Update: Matching NSErrors

Good news, everyone!

While my original post on this topic might be of some small interest in a general "strategies for using expression patterns" kind of way, Swift provides a much better solution for the specific problem of matching NSErrors.

Joe Groff tweets:

NSErrors are bridged to error structs in Swift.

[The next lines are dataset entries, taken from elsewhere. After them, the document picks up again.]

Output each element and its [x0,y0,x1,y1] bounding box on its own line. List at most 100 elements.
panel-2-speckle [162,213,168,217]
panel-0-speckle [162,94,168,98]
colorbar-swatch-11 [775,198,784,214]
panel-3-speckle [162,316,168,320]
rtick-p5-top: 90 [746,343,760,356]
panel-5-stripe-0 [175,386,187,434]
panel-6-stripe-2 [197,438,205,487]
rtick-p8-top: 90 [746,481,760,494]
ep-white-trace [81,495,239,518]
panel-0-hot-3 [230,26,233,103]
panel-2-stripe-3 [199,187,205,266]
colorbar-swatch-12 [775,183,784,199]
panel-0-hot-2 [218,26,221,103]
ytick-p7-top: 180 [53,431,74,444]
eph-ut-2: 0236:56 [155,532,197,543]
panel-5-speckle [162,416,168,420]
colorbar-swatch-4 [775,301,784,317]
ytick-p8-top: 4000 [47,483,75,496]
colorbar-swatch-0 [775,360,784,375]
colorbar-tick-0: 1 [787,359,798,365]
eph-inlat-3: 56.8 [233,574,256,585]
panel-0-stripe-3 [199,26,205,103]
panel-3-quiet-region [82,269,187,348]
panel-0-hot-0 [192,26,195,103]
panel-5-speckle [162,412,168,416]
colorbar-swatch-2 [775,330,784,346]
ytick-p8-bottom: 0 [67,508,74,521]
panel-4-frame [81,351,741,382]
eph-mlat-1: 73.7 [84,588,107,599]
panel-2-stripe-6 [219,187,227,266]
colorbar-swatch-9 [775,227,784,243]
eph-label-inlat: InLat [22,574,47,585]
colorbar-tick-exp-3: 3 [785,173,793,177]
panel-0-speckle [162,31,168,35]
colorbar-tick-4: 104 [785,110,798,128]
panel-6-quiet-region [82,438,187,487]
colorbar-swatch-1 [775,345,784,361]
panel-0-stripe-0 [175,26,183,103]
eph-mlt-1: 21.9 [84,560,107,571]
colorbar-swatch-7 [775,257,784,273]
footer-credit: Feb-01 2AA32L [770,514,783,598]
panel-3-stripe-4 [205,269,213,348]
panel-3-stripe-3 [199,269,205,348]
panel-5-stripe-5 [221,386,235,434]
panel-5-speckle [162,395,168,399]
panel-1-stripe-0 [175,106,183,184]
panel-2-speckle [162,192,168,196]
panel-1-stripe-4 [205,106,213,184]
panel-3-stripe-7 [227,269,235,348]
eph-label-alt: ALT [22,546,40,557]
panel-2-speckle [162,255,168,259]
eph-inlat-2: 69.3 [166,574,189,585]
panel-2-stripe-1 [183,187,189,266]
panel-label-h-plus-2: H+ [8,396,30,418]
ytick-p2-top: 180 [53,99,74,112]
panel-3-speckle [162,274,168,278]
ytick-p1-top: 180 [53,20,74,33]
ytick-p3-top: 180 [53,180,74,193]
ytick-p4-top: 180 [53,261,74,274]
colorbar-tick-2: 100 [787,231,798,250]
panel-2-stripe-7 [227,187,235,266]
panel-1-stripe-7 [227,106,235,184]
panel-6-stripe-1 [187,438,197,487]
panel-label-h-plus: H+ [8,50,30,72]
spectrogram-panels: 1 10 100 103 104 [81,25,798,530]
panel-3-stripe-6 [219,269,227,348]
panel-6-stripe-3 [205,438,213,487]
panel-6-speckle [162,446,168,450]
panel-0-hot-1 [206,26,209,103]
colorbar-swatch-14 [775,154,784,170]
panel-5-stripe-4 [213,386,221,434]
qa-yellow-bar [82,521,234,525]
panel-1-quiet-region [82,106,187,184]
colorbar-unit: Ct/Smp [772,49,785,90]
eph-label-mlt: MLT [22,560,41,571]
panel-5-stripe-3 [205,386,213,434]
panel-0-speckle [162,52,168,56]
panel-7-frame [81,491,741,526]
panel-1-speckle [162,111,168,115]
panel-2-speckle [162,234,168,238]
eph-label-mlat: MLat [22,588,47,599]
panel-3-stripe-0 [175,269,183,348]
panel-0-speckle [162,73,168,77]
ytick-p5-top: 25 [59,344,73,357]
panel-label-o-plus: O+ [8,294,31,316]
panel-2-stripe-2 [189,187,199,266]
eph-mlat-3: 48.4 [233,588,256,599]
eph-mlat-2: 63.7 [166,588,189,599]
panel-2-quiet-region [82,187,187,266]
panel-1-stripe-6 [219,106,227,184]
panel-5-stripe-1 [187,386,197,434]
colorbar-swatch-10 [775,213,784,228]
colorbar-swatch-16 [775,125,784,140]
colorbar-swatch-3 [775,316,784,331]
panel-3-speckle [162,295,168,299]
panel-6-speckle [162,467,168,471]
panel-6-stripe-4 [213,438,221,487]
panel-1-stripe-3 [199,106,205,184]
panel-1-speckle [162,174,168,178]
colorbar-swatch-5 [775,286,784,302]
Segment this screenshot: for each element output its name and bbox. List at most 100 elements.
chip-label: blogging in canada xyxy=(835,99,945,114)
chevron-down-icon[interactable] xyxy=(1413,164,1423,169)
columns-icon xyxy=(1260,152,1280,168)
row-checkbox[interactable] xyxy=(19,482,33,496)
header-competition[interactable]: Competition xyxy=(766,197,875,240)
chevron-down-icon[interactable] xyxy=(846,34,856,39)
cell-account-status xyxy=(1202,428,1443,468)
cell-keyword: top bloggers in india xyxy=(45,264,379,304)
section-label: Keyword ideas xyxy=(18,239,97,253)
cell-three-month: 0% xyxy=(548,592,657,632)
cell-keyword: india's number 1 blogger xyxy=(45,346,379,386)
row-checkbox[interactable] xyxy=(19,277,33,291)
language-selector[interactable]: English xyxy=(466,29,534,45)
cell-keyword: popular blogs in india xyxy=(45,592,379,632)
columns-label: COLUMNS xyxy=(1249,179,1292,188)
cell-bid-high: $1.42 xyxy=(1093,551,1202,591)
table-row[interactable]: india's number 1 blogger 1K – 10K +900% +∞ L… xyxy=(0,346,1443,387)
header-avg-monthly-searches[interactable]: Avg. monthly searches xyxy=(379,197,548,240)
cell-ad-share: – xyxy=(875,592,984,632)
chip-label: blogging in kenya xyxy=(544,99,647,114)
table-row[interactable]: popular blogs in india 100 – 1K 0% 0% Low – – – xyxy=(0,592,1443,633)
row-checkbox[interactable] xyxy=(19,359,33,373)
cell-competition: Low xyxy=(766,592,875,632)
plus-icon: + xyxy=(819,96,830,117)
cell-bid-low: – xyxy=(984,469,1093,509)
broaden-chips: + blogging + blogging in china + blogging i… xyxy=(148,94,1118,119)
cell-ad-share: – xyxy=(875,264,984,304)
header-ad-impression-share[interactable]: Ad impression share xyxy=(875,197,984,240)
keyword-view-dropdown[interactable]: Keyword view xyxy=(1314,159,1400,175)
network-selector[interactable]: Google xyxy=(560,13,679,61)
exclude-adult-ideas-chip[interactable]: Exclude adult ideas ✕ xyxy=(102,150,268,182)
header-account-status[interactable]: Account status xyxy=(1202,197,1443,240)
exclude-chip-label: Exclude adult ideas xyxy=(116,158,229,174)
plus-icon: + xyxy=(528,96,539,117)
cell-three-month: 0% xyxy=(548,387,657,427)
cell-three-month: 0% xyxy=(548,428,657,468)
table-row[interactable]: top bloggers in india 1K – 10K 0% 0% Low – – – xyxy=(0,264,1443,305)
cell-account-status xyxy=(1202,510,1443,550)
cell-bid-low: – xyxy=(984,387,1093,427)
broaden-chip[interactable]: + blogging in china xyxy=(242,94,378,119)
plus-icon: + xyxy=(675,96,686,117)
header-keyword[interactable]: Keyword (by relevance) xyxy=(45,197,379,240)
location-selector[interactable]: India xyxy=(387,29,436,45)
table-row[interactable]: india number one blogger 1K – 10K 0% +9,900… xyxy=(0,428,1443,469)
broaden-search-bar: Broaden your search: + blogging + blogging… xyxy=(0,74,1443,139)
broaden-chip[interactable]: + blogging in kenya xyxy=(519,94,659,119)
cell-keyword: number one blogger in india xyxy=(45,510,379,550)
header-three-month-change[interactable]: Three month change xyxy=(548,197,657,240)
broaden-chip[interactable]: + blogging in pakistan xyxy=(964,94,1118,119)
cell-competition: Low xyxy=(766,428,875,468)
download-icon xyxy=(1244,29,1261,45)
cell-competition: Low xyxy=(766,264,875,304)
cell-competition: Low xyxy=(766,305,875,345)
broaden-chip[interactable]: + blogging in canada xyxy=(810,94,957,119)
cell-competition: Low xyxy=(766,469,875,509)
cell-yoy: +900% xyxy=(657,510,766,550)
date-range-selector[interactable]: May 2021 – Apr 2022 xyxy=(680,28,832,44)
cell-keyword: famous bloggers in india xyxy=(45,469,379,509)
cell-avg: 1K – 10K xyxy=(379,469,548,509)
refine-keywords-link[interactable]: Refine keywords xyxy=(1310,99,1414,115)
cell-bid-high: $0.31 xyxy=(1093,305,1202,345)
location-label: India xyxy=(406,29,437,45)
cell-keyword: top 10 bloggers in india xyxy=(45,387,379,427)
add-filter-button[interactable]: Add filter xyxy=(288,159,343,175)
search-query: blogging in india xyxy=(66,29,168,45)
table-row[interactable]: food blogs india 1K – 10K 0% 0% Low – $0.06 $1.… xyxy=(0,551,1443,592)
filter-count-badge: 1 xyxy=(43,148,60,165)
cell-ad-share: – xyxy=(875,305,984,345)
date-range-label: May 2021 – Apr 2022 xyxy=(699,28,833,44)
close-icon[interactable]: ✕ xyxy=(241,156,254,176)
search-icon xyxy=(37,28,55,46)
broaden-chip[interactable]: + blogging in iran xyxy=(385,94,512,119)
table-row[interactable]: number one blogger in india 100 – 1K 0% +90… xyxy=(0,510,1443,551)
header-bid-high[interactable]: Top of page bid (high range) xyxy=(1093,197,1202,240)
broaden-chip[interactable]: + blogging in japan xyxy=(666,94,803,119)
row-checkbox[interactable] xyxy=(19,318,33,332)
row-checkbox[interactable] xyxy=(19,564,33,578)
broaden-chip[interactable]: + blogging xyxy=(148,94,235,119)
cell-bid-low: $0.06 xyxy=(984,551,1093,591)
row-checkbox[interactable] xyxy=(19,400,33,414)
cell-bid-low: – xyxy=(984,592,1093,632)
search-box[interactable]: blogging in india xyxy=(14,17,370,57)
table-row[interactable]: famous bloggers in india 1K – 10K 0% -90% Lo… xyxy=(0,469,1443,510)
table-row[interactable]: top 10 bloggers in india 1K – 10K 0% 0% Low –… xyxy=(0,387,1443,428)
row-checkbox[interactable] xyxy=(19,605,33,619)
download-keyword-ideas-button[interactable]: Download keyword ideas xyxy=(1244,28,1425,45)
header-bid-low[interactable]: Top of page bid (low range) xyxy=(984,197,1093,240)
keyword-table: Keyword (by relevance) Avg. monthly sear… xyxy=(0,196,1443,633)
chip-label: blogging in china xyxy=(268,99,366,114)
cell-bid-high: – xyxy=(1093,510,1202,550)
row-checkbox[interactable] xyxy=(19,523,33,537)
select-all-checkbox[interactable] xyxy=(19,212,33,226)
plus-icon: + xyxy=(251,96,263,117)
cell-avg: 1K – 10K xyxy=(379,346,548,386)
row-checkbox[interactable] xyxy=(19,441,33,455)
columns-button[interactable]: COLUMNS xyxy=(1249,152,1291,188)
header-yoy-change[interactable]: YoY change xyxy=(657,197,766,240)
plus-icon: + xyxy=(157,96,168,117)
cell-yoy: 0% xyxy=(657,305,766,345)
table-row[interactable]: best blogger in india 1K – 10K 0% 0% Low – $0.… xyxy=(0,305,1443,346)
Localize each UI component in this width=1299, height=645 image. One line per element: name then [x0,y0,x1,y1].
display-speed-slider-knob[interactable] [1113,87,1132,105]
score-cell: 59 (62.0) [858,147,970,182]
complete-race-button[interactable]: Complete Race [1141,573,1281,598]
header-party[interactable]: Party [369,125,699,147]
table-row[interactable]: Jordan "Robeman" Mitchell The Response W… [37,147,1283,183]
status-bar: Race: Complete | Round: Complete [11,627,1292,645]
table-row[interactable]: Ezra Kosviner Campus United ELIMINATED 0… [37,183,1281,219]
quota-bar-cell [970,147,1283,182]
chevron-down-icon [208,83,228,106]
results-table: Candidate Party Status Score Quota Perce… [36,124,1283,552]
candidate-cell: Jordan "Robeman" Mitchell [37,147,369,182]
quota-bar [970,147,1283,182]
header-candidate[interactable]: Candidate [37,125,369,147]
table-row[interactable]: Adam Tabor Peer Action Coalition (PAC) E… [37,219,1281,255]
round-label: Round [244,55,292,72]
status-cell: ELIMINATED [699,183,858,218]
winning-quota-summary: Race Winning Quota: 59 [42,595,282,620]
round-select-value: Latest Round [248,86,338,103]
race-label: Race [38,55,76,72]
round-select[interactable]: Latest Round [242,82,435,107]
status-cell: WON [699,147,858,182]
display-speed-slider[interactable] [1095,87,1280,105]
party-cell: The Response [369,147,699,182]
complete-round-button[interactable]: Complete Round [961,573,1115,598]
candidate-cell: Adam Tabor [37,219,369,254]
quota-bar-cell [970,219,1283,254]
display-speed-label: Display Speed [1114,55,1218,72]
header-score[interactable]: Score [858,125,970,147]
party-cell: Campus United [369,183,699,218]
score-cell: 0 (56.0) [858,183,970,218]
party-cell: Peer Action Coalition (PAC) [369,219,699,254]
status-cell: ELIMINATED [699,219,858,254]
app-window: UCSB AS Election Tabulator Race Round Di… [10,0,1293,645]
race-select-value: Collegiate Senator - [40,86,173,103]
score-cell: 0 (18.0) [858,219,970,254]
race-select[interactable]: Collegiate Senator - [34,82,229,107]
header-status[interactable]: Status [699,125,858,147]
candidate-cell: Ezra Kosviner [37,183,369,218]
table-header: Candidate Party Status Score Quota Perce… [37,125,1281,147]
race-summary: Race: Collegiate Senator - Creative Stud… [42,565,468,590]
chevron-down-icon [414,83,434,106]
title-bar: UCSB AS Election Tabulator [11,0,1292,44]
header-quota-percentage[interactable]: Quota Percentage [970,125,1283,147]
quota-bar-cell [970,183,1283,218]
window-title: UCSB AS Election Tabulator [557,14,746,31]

What does that mean in practice? You can find all the gory details in SE-0112, but the long and the short of it is, depending on the domain of a given NSError, Swift automatically bridges it to a struct describing that domain. In the case of NSURLErrorDomain, for example, Swift will bridge to a URLError:

let error = NSError(domain: NSURLErrorDomain,
                code: NSURLErrorTimedOut)
error is URLError //> true

This alone lets us deal with NSErrors in a much more declarative way without thinking about domains (and that's not to mention all the goodies it gives us that we used to have to dig through userInfo for — like failingURL!)

But there's more:

Looks like Foundation provides the ~=(T.Code, T) matcher for you.

So to match a timeout in Swift without writing any code, it's actually as simple as:

catch URLError.timedOut {
  print("timed out!")
}

Wow! As Doug Gregor writes,

You shouldn't need to match on NSError nowadays, unless someone is vending an error code not marked with NS_ERROR_ENUM.

I wish I had learned about this a lot earlier. Spread the word! Please and thank you.